Lei si è sempre presentata allo stadio, anche nei momenti di contestazione. Ora invece la presidenza della Roma è assente. Cosa ne pensa?
"Io posso parlare di quello che è successo a noi e di quello che ho vissuto, anche perché ho avuto un grande maestro, non solo un grande padre. È ovvio che a papà non facessero piacere le contestazioni. Io ho visto Viola essere contestato all'Olimpico, e non dobbiamo neanche commentare il presidente Viola, se non ricordo male gli venivano lanciate le monetine quando passeggiava. Il presidente, come ho detto anche recentemente in un'intervista, deve essere, a mio avviso, un po' quello che fa da ombrello a tutta la società, quindi nel bene o nel male ricevere le critiche dei tifosi, per far stare serena tutta la società, far stare sereno chi lavora dentro la società. E non parlo solo dei giocatori. Ovvio, questa proprietà ha scelto di non parlare, ha fatto delle scelte che ci hanno anche portato a vincere con Mourinho una coppa. Quindi è stata una scelta che loro hanno fatto già dall'inizio. È ovvio che le contestazioni non fanno piacere, le critiche non fanno piacere. Papà era deluso, arrabbiato, rattristato, tanto che il giorno dello scudetto mi chiese "Li ho fatti felici?" e io gli risposi "Papà, ma certo", perché queste cose ti segnano".
Perché non ha mai smesso di andare allo stadio da presidente, anche quando era insultata?
"Perché papà mi ha insegnato, e lo avrei fatto anche io, la presenza allo stadio, per mettere la faccia, anche se non sei d'accordo sulle contestazioni. Nel giorno dell'ultima partita a cui ho assistito da presidente, c'era un signore di una sessantina d'anni, rosso in faccia, che mi urlava "Te ne devi andare", sapendo tutti palesemente che me ne dovessi andare. E io mi ricordo ancora la faccia di quel signore, che non so chi sia. Piangevo e ho pianto tanto, anche se avevo capito che era il momento di andare. Si sta lì, si prendono purtroppo, dico purtroppo, quegli insulti che anche non meriti e che vorresti dire "Ma che state dicendo?!". Però ci vai".
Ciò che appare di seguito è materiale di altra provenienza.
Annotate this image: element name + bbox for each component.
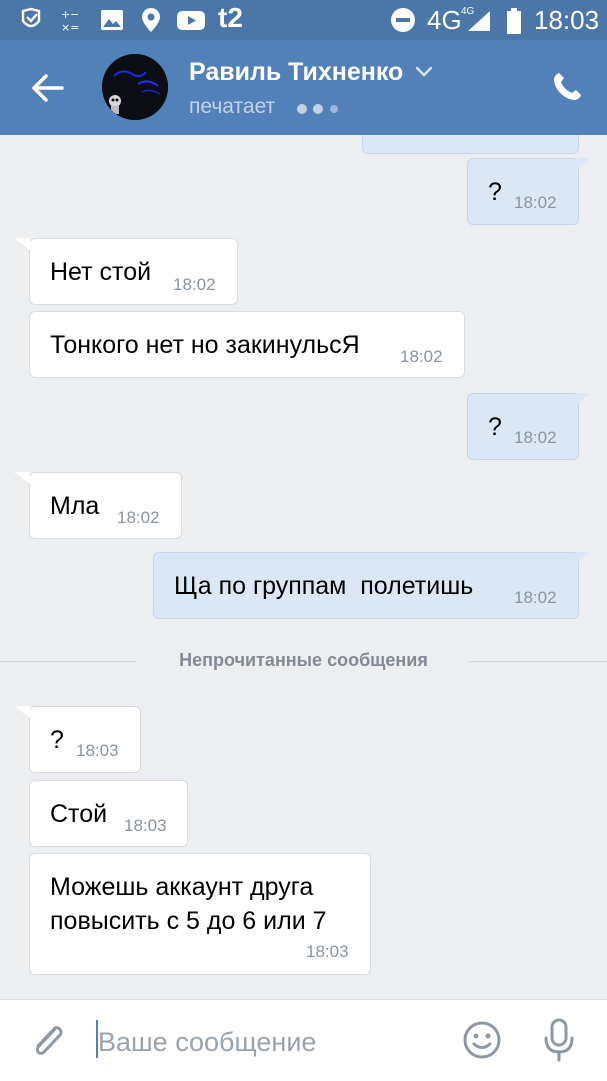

Franco Sensi aveva una società strutturata con dirigenti importanti.
"Si, non era certo una società a conduzione familiare. Ma non è che adesso bisogna pontificare i Sensi adesso. C'è chi ha sempre riconosciuto quello che abbiamo fatto e che se l'è dimenticato rapidamente quando siamo andati via. La critica e la contestazione che rimane nei limiti della del civile ovviamente, anche perché non ho ricevuto solo quelle civili, stanno nel ruolo del presidente. Non più tardi di una settimana fa ho fatto un'intervista bellissima per Rai 2, in cui ho parlato proprio di questo, cioè che il presidente deve assorbire le critiche anche quando non le merita, per garantire un equilibrio all'interno della società".
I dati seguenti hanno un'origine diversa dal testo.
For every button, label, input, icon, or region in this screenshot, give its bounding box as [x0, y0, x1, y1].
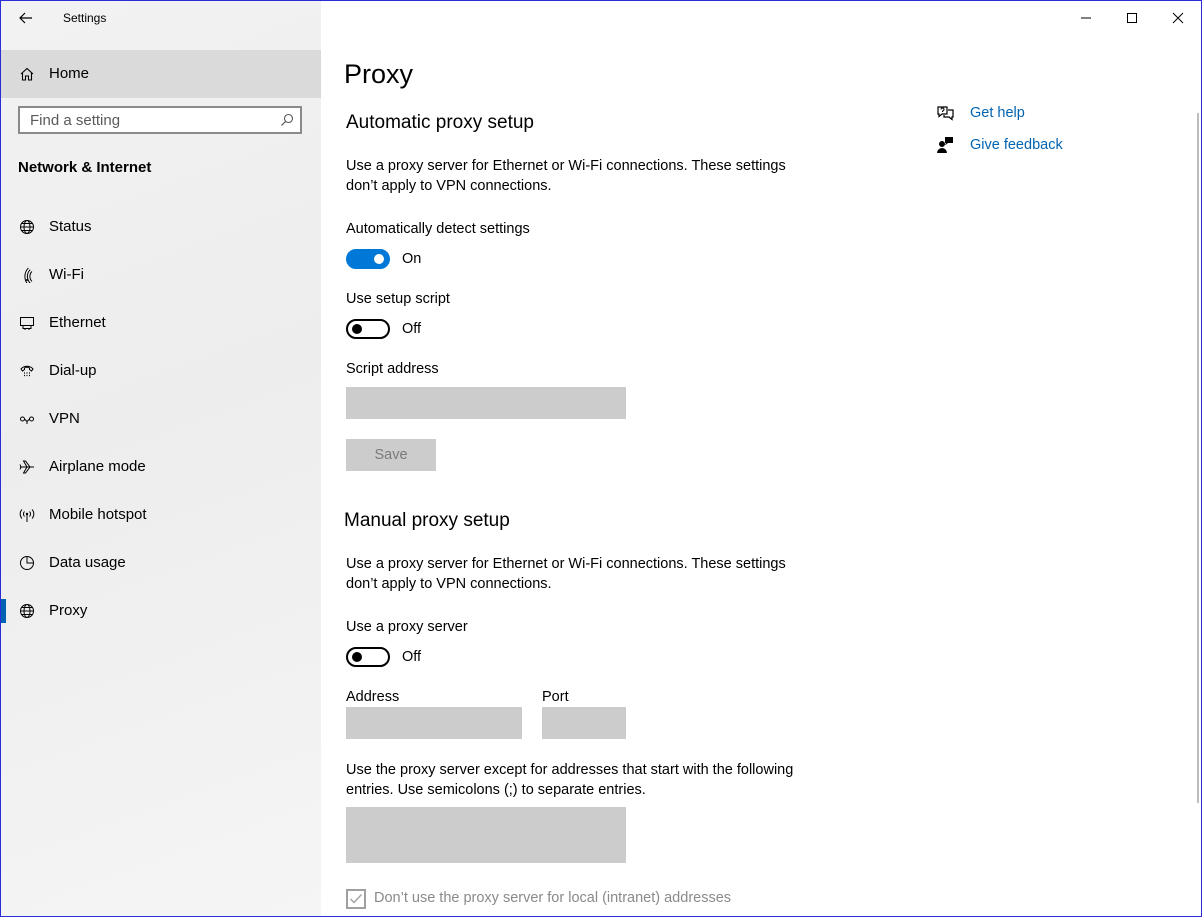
settings-window: Settings Home Network & Internet — [0, 0, 1202, 917]
sidebar-item-home[interactable]: Home — [1, 50, 321, 98]
airplane-icon — [19, 460, 34, 474]
exceptions-input[interactable] — [346, 807, 626, 863]
sidebar-item-label: Proxy — [49, 602, 88, 619]
sidebar-item-mobile-hotspot[interactable]: Mobile hotspot — [1, 491, 321, 539]
get-help-link[interactable]: Get help — [970, 105, 1025, 121]
vpn-icon — [20, 416, 34, 424]
get-help-icon — [937, 106, 954, 121]
sidebar-item-label: Data usage — [49, 554, 126, 571]
wifi-icon — [24, 267, 33, 283]
sidebar-item-label: VPN — [49, 410, 80, 427]
globe-icon — [20, 604, 34, 618]
manual-proxy-description: Use a proxy server for Ethernet or Wi-Fi… — [346, 556, 786, 592]
data-usage-icon — [20, 556, 34, 570]
address-input[interactable] — [346, 707, 522, 739]
sidebar-item-status[interactable]: Status — [1, 203, 321, 251]
setup-script-label: Use setup script — [346, 291, 450, 307]
local-addresses-checkbox[interactable] — [346, 889, 366, 909]
hotspot-icon — [19, 509, 35, 522]
home-icon — [20, 67, 34, 81]
auto-detect-toggle[interactable] — [346, 249, 390, 269]
script-address-label: Script address — [346, 361, 439, 377]
sidebar-item-vpn[interactable]: VPN — [1, 395, 321, 443]
auto-detect-state: On — [402, 251, 422, 267]
sidebar-item-ethernet[interactable]: Ethernet — [1, 299, 321, 347]
use-proxy-label: Use a proxy server — [346, 619, 468, 635]
save-button[interactable]: Save — [346, 439, 436, 471]
checkmark-icon — [350, 894, 363, 904]
port-input[interactable] — [542, 707, 626, 739]
scrollbar[interactable] — [1197, 113, 1199, 803]
sidebar-item-dialup[interactable]: Dial-up — [1, 347, 321, 395]
sidebar-item-label: Wi-Fi — [49, 266, 84, 283]
app-title: Settings — [63, 11, 107, 25]
dialup-icon — [20, 365, 34, 377]
sidebar-item-label: Ethernet — [49, 314, 106, 331]
main-content: Proxy Automatic proxy setup Use a proxy … — [321, 1, 1201, 916]
automatic-proxy-heading: Automatic proxy setup — [346, 112, 534, 133]
give-feedback-icon — [937, 137, 953, 153]
back-button[interactable] — [11, 5, 41, 31]
globe-status-icon — [20, 220, 34, 234]
search-box[interactable] — [18, 106, 302, 134]
toggle-knob — [352, 324, 362, 334]
sidebar-item-label: Status — [49, 218, 92, 235]
sidebar-item-data-usage[interactable]: Data usage — [1, 539, 321, 587]
script-address-input[interactable] — [346, 387, 626, 419]
toggle-knob — [352, 652, 362, 662]
sidebar: Settings Home Network & Internet — [1, 1, 321, 916]
manual-proxy-heading: Manual proxy setup — [344, 510, 510, 531]
sidebar-item-label: Dial-up — [49, 362, 97, 379]
sidebar-item-proxy[interactable]: Proxy — [1, 587, 321, 635]
sidebar-item-wifi[interactable]: Wi-Fi — [1, 251, 321, 299]
sidebar-item-airplane-mode[interactable]: Airplane mode — [1, 443, 321, 491]
address-label: Address — [346, 689, 400, 705]
sidebar-item-home-label: Home — [49, 65, 90, 82]
setup-script-state: Off — [402, 321, 422, 337]
sidebar-nav: Status Wi-Fi Ethernet Dial-up VPN Airpla… — [1, 203, 321, 635]
toggle-knob — [374, 254, 384, 264]
automatic-proxy-description: Use a proxy server for Ethernet or Wi-Fi… — [346, 158, 786, 194]
ethernet-icon — [20, 317, 34, 330]
sidebar-item-label: Airplane mode — [49, 458, 146, 475]
give-feedback-link[interactable]: Give feedback — [970, 137, 1063, 153]
local-addresses-label: Don’t use the proxy server for local (in… — [374, 890, 732, 906]
section-title: Network & Internet — [18, 159, 152, 176]
back-arrow-icon — [19, 12, 32, 24]
search-icon — [281, 113, 294, 126]
sidebar-item-label: Mobile hotspot — [49, 506, 147, 523]
auto-detect-label: Automatically detect settings — [346, 221, 530, 237]
search-input[interactable] — [20, 108, 280, 132]
exceptions-description: Use the proxy server except for addresse… — [346, 762, 794, 798]
page-title: Proxy — [344, 59, 414, 89]
use-proxy-state: Off — [402, 649, 422, 665]
titlebar-left: Settings — [1, 1, 321, 35]
setup-script-toggle[interactable] — [346, 319, 390, 339]
use-proxy-toggle[interactable] — [346, 647, 390, 667]
port-label: Port — [542, 689, 569, 705]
Torniamo alla stagione 2009/2010, che ebbe un risvolto che potrebbe essere attuale. L'ha raccontato Francesco Totti, con lei presente, al Colosseo, e accanto c'era Claudio Ranieri per cui testimoni più che autorevoli. Una stagione in cui abbiamo sfiorato lo scudetto, ma in cui cominciammo malissimo. In panchina c'era Luciano Spalletti, che poi andò via. Arrivano i senatori, Francesco Totti, Daniele De Rossi e Simone Perrotta, vengono da lei e la sua dirigenza, c'era un manager che rimpiango che non ci sia oggi come Giampaolo Montali, e chiedete ai giocatori: "Qui abbiamo una scelta: o Roberto Mancini o Claudio Ranieri". I giocatori esprimono la loro preferenza per Roberto Mancini, arrivano a casa e scoprono che l'allenatore della Roma è Claudio Ranieri che li porta a un passo da una vittoria straordinaria. Cosa vi ha portato a fare quella scelta?
"Intanto diciamo che io avevo Bruno Conti, Daniele Pradè e Cristina Mazzoleni, che erano delle colonne portanti. Io ho avuto la fortuna di lavorare con delle persone che ancora reputo amiche e che mi sono amiche. In quel momento avevamo una difficoltà, quindi quando c'è un legame così semplice ci si confronta, però devi fare la scelta migliore con una progettualità di quello che ti può portare un allenatore diverso rispetto a un altro allenatore. E su queste basi abbiamo scelto Claudio Ranieri, non solo perché era romano e romanista. Nella scelta va calcolata l parte caratteriale, l'esperienza professionale. Poi puoi anche sbagliare, anche perché chi è che non sbaglia nella vita, però Ranieri era assolutamente il più adatto e più competente in quel momento".
Cosa farebbe lei in questo momento?
"Io non conosco i giocatori da dentro. Per capire quale potrebbe essere l'allenatore migliore dovrei conoscere bene le cose da dentro".